1932 American animated short film

Betty Boop's Bamboo Isle is a 1932 Fleischer Studios Betty Boop animated short, directed by Dave Fleischer.

==Plot==

The cartoon opens with Bimbo as a sailor playing a ukulele and riding in a motorboat. His motorboat goes faster and faster, until it crashes into a tropical island shore located in Hawaii. Bimbo is thrown from the wreckage and lands in another boat owned by Betty Boop, portrayed as a dark-skinned, topless (except for a strategically placed lei) island princess.

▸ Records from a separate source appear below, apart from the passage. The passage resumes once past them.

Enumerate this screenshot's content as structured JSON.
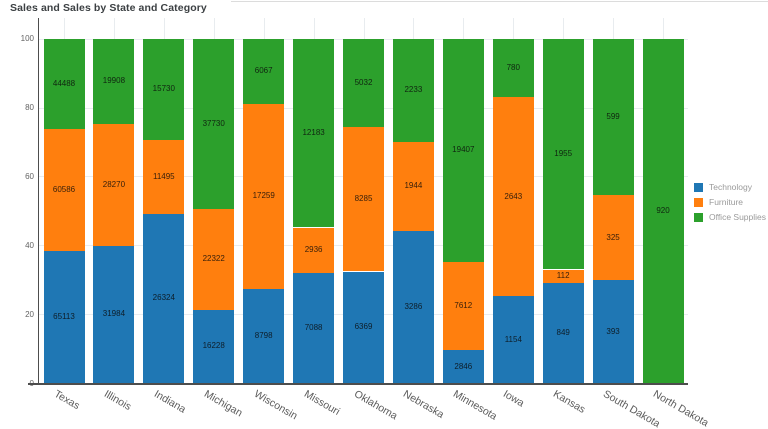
{
  "chart": {
    "title": "Sales and Sales by State and Category"
  },
  "chart_data": {
    "type": "bar",
    "stacking": "percent",
    "orientation": "vertical",
    "title": "Sales and Sales by State and Category",
    "categories": [
      "Texas",
      "Illinois",
      "Indiana",
      "Michigan",
      "Wisconsin",
      "Missouri",
      "Oklahoma",
      "Nebraska",
      "Minnesota",
      "Iowa",
      "Kansas",
      "South Dakota",
      "North Dakota"
    ],
    "series": [
      {
        "name": "Technology",
        "color": "#1f77b4",
        "values": [
          65113,
          31984,
          26324,
          16228,
          8798,
          7088,
          6369,
          3286,
          2846,
          1154,
          849,
          393,
          0
        ]
      },
      {
        "name": "Furniture",
        "color": "#ff7f0e",
        "values": [
          60586,
          28270,
          11495,
          22322,
          17259,
          2936,
          8285,
          1944,
          7612,
          2643,
          112,
          325,
          0
        ]
      },
      {
        "name": "Office Supplies",
        "color": "#2ca02c",
        "values": [
          44488,
          19908,
          15730,
          37730,
          6067,
          12183,
          5032,
          2233,
          19407,
          780,
          1955,
          599,
          920
        ]
      }
    ],
    "y_ticks": [
      0,
      20,
      40,
      60,
      80,
      100
    ],
    "ylim": [
      0,
      100
    ],
    "grid": true,
    "value_labels": "raw segment values shown inside bars",
    "legend_position": "right",
    "xlabel_angle_deg": 30
  }
}
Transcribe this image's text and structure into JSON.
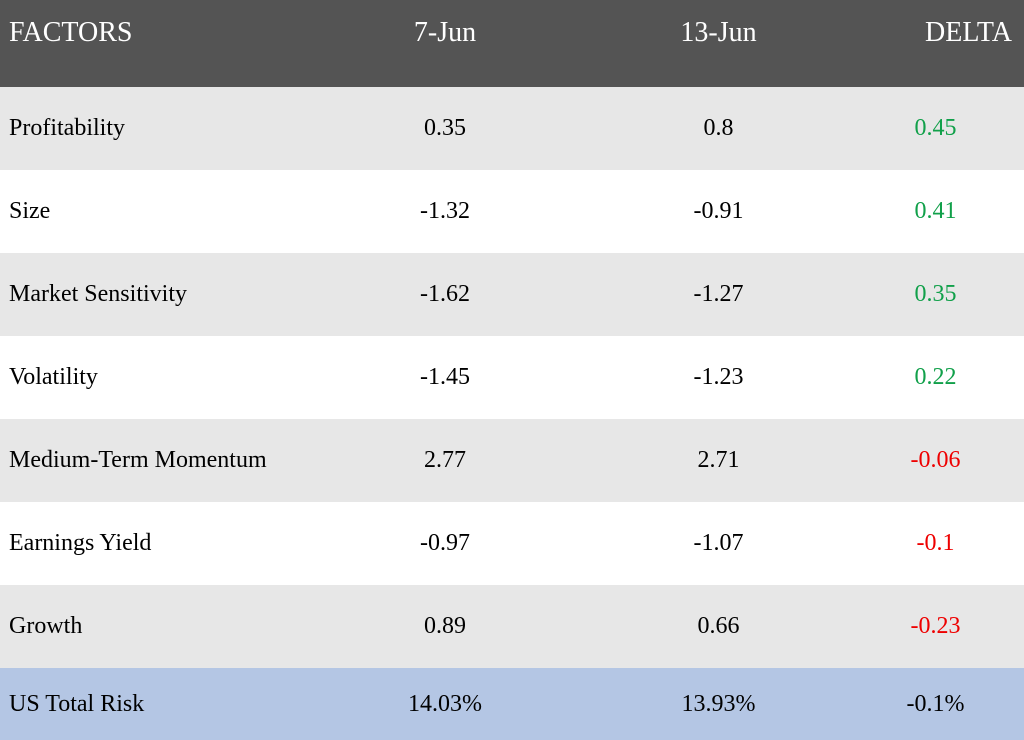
{
  "chart_data": {
    "type": "table",
    "columns": [
      "FACTORS",
      "7-Jun",
      "13-Jun",
      "DELTA"
    ],
    "rows": [
      {
        "factor": "Profitability",
        "jun7": "0.35",
        "jun13": "0.8",
        "delta": "0.45",
        "sign": "pos"
      },
      {
        "factor": "Size",
        "jun7": "-1.32",
        "jun13": "-0.91",
        "delta": "0.41",
        "sign": "pos"
      },
      {
        "factor": "Market Sensitivity",
        "jun7": "-1.62",
        "jun13": "-1.27",
        "delta": "0.35",
        "sign": "pos"
      },
      {
        "factor": "Volatility",
        "jun7": "-1.45",
        "jun13": "-1.23",
        "delta": "0.22",
        "sign": "pos"
      },
      {
        "factor": "Medium-Term Momentum",
        "jun7": "2.77",
        "jun13": "2.71",
        "delta": "-0.06",
        "sign": "neg"
      },
      {
        "factor": "Earnings Yield",
        "jun7": "-0.97",
        "jun13": "-1.07",
        "delta": "-0.1",
        "sign": "neg"
      },
      {
        "factor": "Growth",
        "jun7": "0.89",
        "jun13": "0.66",
        "delta": "-0.23",
        "sign": "neg"
      }
    ],
    "total": {
      "factor": "US Total Risk",
      "jun7": "14.03%",
      "jun13": "13.93%",
      "delta": "-0.1%"
    },
    "colors": {
      "header_bg": "#545454",
      "header_text": "#ffffff",
      "row_shaded": "#e7e7e7",
      "row_plain": "#ffffff",
      "total_bg": "#b4c6e4",
      "positive": "#11a04a",
      "negative": "#ee0000"
    }
  }
}
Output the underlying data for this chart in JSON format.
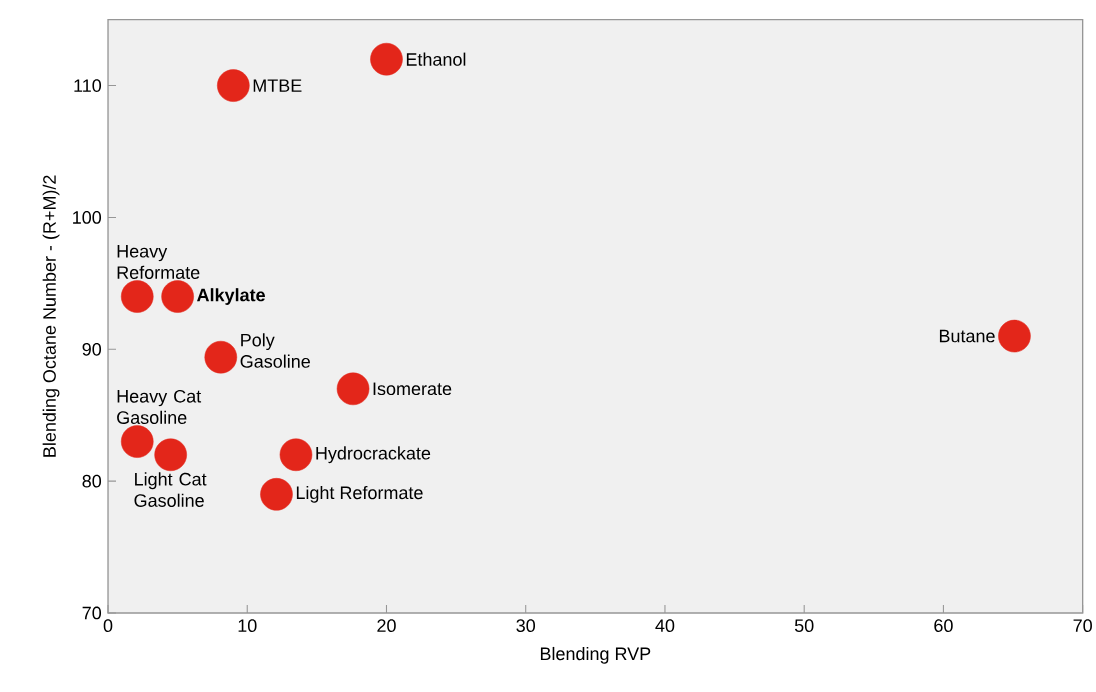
{
  "chart_data": {
    "type": "scatter",
    "xlabel": "Blending RVP",
    "ylabel": "Blending Octane Number - (R+M)/2",
    "color": "#e3261a",
    "x": [
      20,
      9,
      2.1,
      5,
      8.1,
      65.1,
      17.6,
      2.1,
      4.5,
      13.5,
      12.1
    ],
    "values": [
      112,
      110,
      94,
      94,
      89.4,
      91,
      87,
      83,
      82,
      82,
      79
    ],
    "xlim": [
      0,
      70
    ],
    "ylim": [
      70,
      115
    ],
    "xticks": [
      0,
      10,
      20,
      30,
      40,
      50,
      60,
      70
    ],
    "yticks": [
      70,
      80,
      90,
      100,
      110
    ],
    "annotations": [
      {
        "text": "Ethanol",
        "x": 20,
        "y": 112
      },
      {
        "text": "MTBE",
        "x": 9,
        "y": 110
      },
      {
        "text": "Heavy Reformate",
        "x": 2.1,
        "y": 94
      },
      {
        "text": "**Alkylate**",
        "x": 5,
        "y": 94
      },
      {
        "text": "Poly Gasoline",
        "x": 8.1,
        "y": 89.4
      },
      {
        "text": "Butane",
        "x": 65.1,
        "y": 91
      },
      {
        "text": "Isomerate",
        "x": 17.6,
        "y": 87
      },
      {
        "text": "Heavy Cat Gasoline",
        "x": 2.1,
        "y": 83
      },
      {
        "text": "Light Cat Gasoline",
        "x": 4.5,
        "y": 82
      },
      {
        "text": "Hydrocrackate",
        "x": 13.5,
        "y": 82
      },
      {
        "text": "Light Reformate",
        "x": 12.1,
        "y": 79
      }
    ]
  }
}
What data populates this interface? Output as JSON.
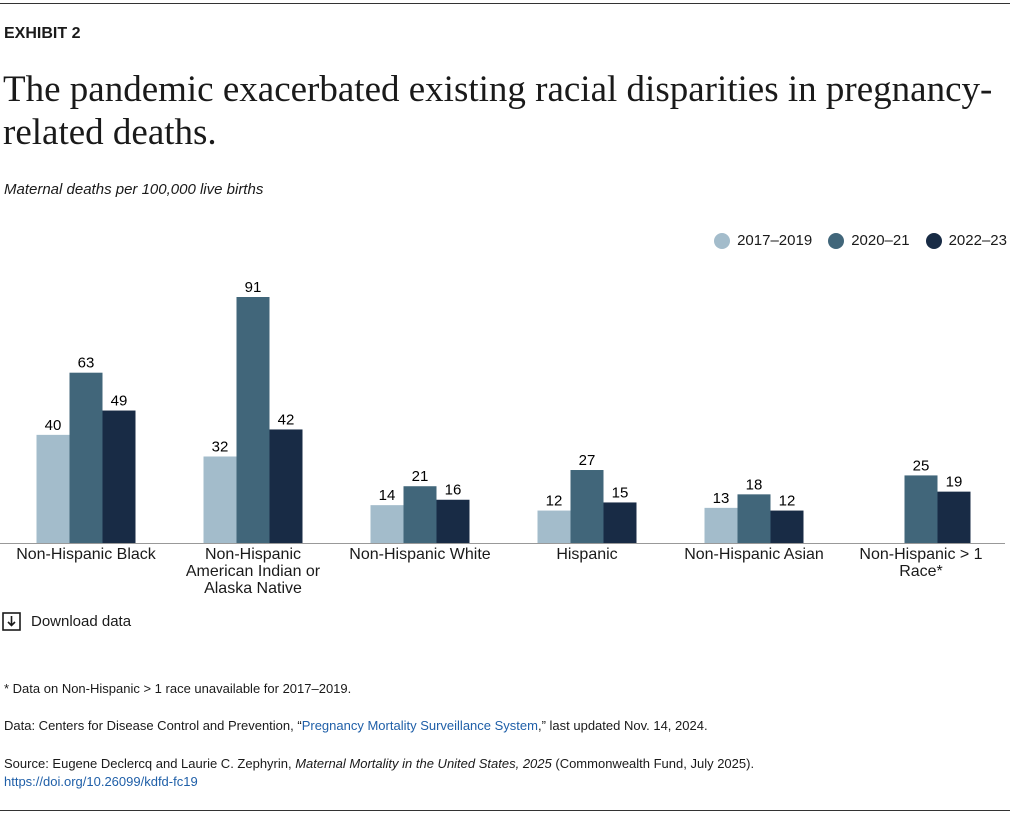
{
  "exhibit": "EXHIBIT 2",
  "chart_data": {
    "type": "bar",
    "title": "The pandemic exacerbated existing racial disparities in pregnancy-related deaths.",
    "subtitle": "Maternal deaths per 100,000 live births",
    "categories": [
      "Non-Hispanic Black",
      "Non-Hispanic American Indian or Alaska Native",
      "Non-Hispanic White",
      "Hispanic",
      "Non-Hispanic Asian",
      "Non-Hispanic > 1 Race*"
    ],
    "series": [
      {
        "name": "2017–2019",
        "color": "#a3bccb",
        "values": [
          40,
          32,
          14,
          12,
          13,
          null
        ]
      },
      {
        "name": "2020–21",
        "color": "#41667a",
        "values": [
          63,
          91,
          21,
          27,
          18,
          25
        ]
      },
      {
        "name": "2022–23",
        "color": "#182b45",
        "values": [
          49,
          42,
          16,
          15,
          12,
          19
        ]
      }
    ],
    "legend": "top-right"
  },
  "download": "Download data",
  "footer": {
    "note": "* Data on Non-Hispanic > 1 race unavailable for 2017–2019.",
    "data": {
      "prefix": "Data: Centers for Disease Control and Prevention, “",
      "link": "Pregnancy Mortality Surveillance System",
      "suffix": ",” last updated Nov. 14, 2024."
    },
    "source": {
      "prefix": "Source: Eugene Declercq and Laurie C. Zephyrin, ",
      "italic": "Maternal Mortality in the United States, 2025",
      "suffix": " (Commonwealth Fund, July 2025).",
      "link": "https://doi.org/10.26099/kdfd-fc19"
    }
  }
}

Bimbo introduces himself and sings to Betty before they go over a waterfall, and are flung from the boat into a clearing surrounded by spirited tree that sing an eerie song. A group native warriors approach, so Bimbo disguises himself by painting his face black with dirt and sticking a bone in his hair. The natives are ready to attack Bimbo at first, but treat him as an honored guest after hearing him sing. Bimbo is entertained by Betty who does a hula dance, after which a sudden rainstorm washes off his disguise. The natives immediately turn on Bimbo, and he and Betty are chased from the village. They run until they reach Bimbo's motorboat to make a narrow escape. When it seems that they are alone, the two proceed to kiss in private behind an umbrella, with a convenient hole.

== Production ==
Betty's hula dance was a visual high point of this episode and appears to be closely modeled on the hula dancer that appeared in the opening live action sequence (though the dancer was not "topless" as Betty is). This is one of the more apparent examples of the rotoscope technique which the Fleisher Studio used for realistic animation. The hula sequence was later reused for Betty's cameo in 1933's Popeye the Sailor and in 1934's Betty Boop's Rise to Fame.